Many believe that the human genome is the foundation of biomedicine in the twenty-first century. The 3 billion nucleotide base sequence has been described as the book of life, harbouring the ordered information for every gene that encodes the proteins that make up our cells. Information gleaned from the human genome and the genomes of pathogens will inform the future practice of molecular medicine and predisposition to disease.

During the 1980s the techniques for DNA manipulation and investigation were becoming established and at this time it was beginning to be possible to identify DNA variation or polymorphism. This was not done with the knowledge of DNA sequences, but by cutting DNA with restriction endo nucleases. The DNA fragments that were generated were separated according to size in a gel using an electric current and finally the individual segments of DNA were singled out by using specific DNA probes or sequences of known origin. Many pages of scientific journals were devoted to recording the small successes and in order to use the information, scientists had to contact the laboratories to request a sample of the probe DNA to be sent by post. Science was more personal, requiring interaction, discussion and collaboration, and discoveries took time.
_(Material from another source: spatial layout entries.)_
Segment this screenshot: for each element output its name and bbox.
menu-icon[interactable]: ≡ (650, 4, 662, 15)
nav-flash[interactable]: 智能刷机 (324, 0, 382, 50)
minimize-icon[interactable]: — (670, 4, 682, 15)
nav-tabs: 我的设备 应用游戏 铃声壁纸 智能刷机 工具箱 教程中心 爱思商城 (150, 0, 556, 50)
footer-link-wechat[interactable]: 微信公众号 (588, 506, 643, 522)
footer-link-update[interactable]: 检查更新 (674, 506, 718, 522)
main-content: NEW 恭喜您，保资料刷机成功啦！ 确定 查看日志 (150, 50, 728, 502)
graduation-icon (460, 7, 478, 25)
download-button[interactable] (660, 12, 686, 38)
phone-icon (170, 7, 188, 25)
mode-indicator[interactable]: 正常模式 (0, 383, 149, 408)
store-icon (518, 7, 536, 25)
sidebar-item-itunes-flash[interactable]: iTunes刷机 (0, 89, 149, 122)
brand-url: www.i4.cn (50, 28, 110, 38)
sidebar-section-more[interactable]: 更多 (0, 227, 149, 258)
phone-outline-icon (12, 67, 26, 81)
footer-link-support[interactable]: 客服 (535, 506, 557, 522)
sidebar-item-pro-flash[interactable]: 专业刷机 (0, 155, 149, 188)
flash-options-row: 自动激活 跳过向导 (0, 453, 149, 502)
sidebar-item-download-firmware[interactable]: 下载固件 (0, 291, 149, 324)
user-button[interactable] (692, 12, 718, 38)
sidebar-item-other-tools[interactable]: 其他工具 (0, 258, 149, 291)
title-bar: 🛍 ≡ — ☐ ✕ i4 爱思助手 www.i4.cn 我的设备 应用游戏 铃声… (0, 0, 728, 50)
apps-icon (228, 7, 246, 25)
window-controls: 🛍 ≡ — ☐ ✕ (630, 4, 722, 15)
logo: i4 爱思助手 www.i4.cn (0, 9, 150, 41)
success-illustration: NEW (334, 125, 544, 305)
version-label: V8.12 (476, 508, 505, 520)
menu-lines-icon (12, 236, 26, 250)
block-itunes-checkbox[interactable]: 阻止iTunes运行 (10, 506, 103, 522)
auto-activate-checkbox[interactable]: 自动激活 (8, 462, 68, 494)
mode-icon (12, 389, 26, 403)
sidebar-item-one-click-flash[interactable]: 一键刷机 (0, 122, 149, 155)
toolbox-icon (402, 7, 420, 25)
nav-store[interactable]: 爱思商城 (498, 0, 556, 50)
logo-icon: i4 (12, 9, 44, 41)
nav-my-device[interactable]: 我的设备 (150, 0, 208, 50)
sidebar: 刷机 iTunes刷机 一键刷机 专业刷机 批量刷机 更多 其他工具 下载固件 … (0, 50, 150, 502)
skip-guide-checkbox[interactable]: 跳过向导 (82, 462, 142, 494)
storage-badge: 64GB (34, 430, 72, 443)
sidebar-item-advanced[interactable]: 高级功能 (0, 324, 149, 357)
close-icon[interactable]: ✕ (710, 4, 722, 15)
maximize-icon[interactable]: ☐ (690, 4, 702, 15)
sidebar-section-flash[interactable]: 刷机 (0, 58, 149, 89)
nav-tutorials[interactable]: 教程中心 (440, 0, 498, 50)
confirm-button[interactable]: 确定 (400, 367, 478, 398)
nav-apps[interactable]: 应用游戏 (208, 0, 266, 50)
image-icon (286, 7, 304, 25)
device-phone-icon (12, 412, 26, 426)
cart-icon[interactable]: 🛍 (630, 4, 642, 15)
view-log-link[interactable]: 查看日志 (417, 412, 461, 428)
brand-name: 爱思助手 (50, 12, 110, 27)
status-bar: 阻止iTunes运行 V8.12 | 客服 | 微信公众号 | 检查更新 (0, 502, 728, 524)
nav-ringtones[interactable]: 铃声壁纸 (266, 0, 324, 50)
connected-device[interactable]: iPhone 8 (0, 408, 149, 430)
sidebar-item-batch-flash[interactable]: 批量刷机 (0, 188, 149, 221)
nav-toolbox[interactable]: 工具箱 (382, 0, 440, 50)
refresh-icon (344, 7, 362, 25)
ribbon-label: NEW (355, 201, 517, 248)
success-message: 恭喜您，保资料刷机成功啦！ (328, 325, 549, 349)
At this time genetic maps had to be built, clone by overlapping clone, as part of the voyage of discovery. Scientists were like the sixteenth-century mariners with only the chromosomes in place of the stars to assist them in their navigation. It seemed little short of a miracle when the early successes in identifying disease-causing genes materialised.

Among the first disease loci to be mapped to chromosomal regions, bordered by two known markers, were chronic granulomatous disease and Duchenne muscular dystrophy on the X chromosome, and the cystic fibrosis and Huntington disease loci which were mapped to chromosomes 7q31 and 4p, respectively.